Often yes, and starting there is good advice rather than a cop-out. If you have 50 to 100 key facts, plain text files (a MEMORY.md for durable facts plus dated episodic logs, all git-tracked) work fine, and you can read them, debug them, and see how the agent's understanding evolved. It breaks down on four things: portability across different tools, cross-device sync, auto-capture (you have to remember to write things down yourself), and scale past a few hundred facts, where a quick search before each session beats loading everything. See the landscape for where the file floor ends and a product starts to pay off.

#How do I move my memory from ChatGPT to Claude or Gemini without losing it?

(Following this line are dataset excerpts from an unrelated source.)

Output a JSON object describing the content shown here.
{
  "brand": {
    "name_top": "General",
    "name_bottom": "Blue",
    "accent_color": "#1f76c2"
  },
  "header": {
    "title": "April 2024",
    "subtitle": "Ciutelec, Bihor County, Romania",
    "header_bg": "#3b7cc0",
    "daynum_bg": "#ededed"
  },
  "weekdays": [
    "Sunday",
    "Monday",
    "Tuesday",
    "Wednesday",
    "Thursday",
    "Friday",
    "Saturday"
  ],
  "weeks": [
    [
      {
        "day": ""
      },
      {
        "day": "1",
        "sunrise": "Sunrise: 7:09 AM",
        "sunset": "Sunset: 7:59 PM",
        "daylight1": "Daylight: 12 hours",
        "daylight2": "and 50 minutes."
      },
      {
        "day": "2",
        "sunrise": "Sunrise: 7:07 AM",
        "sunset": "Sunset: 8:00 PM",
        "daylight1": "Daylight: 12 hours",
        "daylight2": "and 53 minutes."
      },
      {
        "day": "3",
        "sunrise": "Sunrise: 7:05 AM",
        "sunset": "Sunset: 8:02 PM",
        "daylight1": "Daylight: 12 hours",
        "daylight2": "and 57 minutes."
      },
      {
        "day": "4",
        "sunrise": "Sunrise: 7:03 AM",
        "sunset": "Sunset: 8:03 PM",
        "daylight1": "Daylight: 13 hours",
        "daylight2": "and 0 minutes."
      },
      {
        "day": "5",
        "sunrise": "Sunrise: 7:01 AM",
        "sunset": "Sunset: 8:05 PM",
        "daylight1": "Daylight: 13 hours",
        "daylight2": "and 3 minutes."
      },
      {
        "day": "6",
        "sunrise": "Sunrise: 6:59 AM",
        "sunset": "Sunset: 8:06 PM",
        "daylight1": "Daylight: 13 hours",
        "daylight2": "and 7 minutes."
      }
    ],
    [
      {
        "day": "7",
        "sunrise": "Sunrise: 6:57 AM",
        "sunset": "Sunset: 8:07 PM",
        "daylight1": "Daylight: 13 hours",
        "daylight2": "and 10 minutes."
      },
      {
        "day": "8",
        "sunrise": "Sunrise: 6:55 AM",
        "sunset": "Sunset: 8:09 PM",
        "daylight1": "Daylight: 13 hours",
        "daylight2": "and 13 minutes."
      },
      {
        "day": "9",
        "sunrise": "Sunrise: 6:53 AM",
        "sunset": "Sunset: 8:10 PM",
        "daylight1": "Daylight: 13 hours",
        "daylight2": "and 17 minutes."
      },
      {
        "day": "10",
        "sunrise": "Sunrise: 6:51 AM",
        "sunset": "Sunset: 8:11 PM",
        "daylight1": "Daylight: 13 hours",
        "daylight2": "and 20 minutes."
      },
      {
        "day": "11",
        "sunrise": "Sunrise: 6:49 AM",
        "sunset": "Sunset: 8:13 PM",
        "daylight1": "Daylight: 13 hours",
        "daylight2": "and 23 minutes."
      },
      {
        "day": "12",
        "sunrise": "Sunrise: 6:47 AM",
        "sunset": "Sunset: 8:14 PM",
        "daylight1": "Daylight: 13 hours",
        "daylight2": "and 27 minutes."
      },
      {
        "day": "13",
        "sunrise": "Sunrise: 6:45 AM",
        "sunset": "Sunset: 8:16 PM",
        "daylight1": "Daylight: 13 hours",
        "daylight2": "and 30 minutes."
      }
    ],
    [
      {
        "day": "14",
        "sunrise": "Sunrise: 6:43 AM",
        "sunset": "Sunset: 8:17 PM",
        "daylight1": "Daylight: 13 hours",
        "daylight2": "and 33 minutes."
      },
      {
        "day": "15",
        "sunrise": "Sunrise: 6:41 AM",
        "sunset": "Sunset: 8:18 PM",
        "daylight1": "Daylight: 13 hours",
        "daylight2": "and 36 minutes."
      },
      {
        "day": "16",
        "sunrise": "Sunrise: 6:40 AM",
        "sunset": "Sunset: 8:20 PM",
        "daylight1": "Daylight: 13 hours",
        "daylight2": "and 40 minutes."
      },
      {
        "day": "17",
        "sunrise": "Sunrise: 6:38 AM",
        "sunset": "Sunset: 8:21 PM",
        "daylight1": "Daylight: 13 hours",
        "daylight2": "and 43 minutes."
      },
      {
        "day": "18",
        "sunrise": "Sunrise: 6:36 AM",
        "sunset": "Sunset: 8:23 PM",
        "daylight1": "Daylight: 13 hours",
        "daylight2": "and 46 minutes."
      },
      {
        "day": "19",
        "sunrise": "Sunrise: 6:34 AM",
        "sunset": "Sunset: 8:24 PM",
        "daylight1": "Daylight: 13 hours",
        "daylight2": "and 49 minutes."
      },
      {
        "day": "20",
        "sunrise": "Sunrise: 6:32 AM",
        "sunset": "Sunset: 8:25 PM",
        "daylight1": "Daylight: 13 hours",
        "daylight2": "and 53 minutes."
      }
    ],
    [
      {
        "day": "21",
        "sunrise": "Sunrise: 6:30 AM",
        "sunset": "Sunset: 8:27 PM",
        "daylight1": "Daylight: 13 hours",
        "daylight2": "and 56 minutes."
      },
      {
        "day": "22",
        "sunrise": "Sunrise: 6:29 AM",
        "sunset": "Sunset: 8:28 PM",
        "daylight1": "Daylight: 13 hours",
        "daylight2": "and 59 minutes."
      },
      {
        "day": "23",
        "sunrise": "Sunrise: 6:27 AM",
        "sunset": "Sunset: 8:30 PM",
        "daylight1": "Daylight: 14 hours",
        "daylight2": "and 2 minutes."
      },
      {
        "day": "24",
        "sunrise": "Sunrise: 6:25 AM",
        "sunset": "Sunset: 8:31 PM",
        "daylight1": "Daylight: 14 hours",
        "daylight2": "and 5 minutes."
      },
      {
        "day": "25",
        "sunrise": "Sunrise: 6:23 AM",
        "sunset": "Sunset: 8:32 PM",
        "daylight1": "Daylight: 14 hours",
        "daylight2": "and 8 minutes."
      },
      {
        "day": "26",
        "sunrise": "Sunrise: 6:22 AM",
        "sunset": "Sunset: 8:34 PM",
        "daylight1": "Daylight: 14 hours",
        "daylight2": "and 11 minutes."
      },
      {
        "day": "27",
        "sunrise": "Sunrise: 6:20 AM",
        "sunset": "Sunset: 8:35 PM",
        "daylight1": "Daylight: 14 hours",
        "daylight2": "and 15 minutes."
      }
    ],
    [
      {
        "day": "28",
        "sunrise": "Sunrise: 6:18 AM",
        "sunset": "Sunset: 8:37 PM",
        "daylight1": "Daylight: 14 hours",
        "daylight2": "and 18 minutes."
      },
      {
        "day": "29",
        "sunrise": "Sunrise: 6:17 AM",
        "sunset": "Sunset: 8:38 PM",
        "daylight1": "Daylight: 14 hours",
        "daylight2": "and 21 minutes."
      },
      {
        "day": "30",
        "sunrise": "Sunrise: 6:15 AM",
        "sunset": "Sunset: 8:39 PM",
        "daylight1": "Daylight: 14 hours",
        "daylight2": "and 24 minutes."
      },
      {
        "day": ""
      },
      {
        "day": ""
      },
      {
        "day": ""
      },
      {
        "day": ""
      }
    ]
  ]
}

First-party memory is per-app and effectively locked in, so switching platforms means starting over. The durable path is to own the store yourself and expose it to every client over the Model Context Protocol (MCP), so the same memory mounts into ChatGPT, Claude, or Cursor on demand. For raw history, export it first (a chat-to-markdown converter helps), but be realistic about scale: a 20M-token export can't be pasted back in one shot, so the approach that works is to chunk the conversations, index them, and inject only the relevant pieces into new chats. See memory across tools.

#Mem0 vs Zep vs Letta vs Graphiti vs Cognee: which one?

Pick by use case, not by a leaderboard. Roughly: mem0 for user-level personalisation and session memory, Zep and its Graphiti layer for temporal, evolving facts and conversational knowledge graphs, Letta and MemGPT for self-editing agent memory, and Cognee for building a knowledge graph out of documents. Two caveats keep you honest. Benchmark wars are real (a Letta engineer noted that Gemini 2.5 Flash alone reportedly reaches 72.8% on LoCoMo, so a strong base model already rivals dedicated systems on the popular benchmark), and as one practitioner put it, if you can't make this decision yourself, you probably don't need GraphRAG. See the landscape for the full comparison table.

#Why does my D&D bot forget NPCs from five sessions ago?

That is episodic memory failing, the record of what happened in earlier sessions. The model only ever sees its current context window, so once those early sessions scroll out the NPCs go with them, and nothing is persisting the events to an external store and pulling them back when they become relevant. The fix is to capture each session's events, store them outside the prompt, and retrieve the ones that matter (the tavern bartender resurfaces when the party walks back into that tavern). See what AI memory is for the memory-type taxonomy, and forgetting for keeping the episodic store from bloating as the campaign grows.

#References

r/ArtificialInteligence, "Is AI memory a real problem or just bloated up?" (the casual-vs-power-user segmentation and the bear case, as community opinion).
r/LocalLLaMA, "The 'Infinite Context' Trap" (the RAM-vs-hard-drive framing and the salience bottleneck, with skeptical counter-takes).
Supermemory, "Memory vs RAG" concept docs, github.com/supermemoryai/supermemory (the Adidas-to-Puma illustration).
r/LLMDevs, "RAG has not felt like enough for agent memory" (resolved-vs-relevant and the resolution-state field, reported as practitioner experience).
r/LocalLLaMA, "Are vector databases fundamentally insufficient for long-term LLM memory?" (flat text with no update mechanism; the Alice-to-Stripe example).
r/ChatGPT, "I gave an AI agent persistent memory using just markdown files" (the MEMORY.md plus episodic-logs pattern and where it fits).
r/ChatGPT, "I built ChatGPT a 'Save Game' feature" (the portability and ownership argument; "you are renting your intelligence").
r/LocalLLaMA, "Letta vs Mem0" (the Gemini 2.5 Flash 72.8% LoCoMo data point and the benchmark-integrity subtext, as community claims).
r/Rag, "Cognee vs Graphiti vs Mem0" (the use-case split and the "you probably don't need GraphRAG" gatekeeping).